The songs range from sparse piano to thundering hard rock, and everything in between. I said that already, but there’s really no other way to explain it. It’s all extremely well coordinated and extremely well written, which was a surprise to me, as albums that span multiple genres usually fare horribly. The best songs here reflect that, as “Poison to Stir” is an acoustic-led ballad, and “No Out Girl” is a highly electronic, abrasive rock piece that crescendos wonderfully to a chorus that is epic in scope and sound. If there were more like “No Out Girl”, this album would’ve been even better than it already is.

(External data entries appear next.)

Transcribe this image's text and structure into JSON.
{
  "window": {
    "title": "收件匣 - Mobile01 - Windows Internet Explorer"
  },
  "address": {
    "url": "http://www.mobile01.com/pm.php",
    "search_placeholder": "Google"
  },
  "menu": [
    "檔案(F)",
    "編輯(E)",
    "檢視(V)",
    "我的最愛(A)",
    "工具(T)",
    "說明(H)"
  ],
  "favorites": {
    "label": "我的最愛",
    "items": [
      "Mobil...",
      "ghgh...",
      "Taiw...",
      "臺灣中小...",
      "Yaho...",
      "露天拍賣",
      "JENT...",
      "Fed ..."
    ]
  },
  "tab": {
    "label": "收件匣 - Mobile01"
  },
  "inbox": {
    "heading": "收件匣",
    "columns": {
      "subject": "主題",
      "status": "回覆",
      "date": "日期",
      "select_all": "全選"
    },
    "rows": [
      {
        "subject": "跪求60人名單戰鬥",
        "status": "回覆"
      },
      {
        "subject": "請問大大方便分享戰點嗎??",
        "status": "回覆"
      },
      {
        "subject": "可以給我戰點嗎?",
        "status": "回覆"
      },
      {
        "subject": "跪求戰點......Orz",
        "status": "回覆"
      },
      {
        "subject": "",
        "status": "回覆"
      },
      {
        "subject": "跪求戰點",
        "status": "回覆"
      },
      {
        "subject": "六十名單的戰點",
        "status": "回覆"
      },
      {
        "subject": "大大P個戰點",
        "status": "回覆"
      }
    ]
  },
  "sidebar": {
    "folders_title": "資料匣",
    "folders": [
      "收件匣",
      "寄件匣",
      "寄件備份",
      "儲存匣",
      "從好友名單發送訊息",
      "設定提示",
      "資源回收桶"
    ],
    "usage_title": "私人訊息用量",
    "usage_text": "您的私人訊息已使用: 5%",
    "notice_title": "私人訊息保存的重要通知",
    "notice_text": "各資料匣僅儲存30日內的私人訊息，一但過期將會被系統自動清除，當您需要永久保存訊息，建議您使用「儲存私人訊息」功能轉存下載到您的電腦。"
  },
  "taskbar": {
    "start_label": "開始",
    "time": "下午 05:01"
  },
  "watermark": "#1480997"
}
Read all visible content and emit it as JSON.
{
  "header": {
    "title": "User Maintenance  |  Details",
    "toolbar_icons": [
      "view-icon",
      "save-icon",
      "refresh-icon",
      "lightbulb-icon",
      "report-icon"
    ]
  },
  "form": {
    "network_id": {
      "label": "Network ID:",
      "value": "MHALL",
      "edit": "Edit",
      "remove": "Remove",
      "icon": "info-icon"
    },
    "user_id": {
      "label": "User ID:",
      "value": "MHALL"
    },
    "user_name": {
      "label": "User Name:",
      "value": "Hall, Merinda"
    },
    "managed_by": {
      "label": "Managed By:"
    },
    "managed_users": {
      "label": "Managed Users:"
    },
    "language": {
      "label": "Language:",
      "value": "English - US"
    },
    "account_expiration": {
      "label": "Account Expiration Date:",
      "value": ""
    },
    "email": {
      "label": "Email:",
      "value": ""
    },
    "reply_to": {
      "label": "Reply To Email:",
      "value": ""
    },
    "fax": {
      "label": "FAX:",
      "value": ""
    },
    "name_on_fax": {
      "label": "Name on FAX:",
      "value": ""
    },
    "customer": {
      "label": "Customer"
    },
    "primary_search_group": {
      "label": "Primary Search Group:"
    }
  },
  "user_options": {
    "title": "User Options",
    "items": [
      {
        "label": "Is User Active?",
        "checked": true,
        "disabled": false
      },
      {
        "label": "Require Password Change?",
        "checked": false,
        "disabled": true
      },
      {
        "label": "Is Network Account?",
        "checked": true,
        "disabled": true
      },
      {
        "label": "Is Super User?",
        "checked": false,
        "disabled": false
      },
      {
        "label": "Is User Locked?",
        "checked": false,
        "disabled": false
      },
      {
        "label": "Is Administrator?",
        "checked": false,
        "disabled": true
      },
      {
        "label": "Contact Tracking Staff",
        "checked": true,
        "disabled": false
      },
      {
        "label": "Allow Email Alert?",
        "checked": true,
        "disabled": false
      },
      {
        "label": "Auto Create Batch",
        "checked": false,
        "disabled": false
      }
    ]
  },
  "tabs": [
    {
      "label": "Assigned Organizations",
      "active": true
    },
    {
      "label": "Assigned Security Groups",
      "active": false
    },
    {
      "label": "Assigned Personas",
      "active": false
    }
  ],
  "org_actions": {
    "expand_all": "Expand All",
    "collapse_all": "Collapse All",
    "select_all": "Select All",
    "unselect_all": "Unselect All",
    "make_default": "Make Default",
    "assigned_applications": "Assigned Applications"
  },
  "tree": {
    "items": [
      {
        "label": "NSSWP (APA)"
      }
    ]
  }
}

In fact, the only thing that fares horribly on this album are the vocals. Astin’s voice is a train wreck of a voice: off-key, yelping, nearly screaming in some parts, and grating on the ears. In a few songs, his off-kilter vocal explosions fit well (A Poison to Stir to actually has an excellent vocal performance), but overall the impression left is: “AUGH, THESE VOCALS ARE KILLING ME!” I hate trashing vocals, but Astin’s leave a mark that you don’t soon forget.
Perhaps there’s some genius in that…It is true that whatever song you listen to by Like Clockwork will stay in your head. You may not be humming along (probably not, actually), but you will remember it.
I would put Like Clockwork in the column of ‘Bands I Like’; I just don’t think they would be very high up on the scale. After all, you have to work to appreciate it. I’m not opposed to thinking about my music and repeating it till I’m accustomed to it, but the best music connects without thought.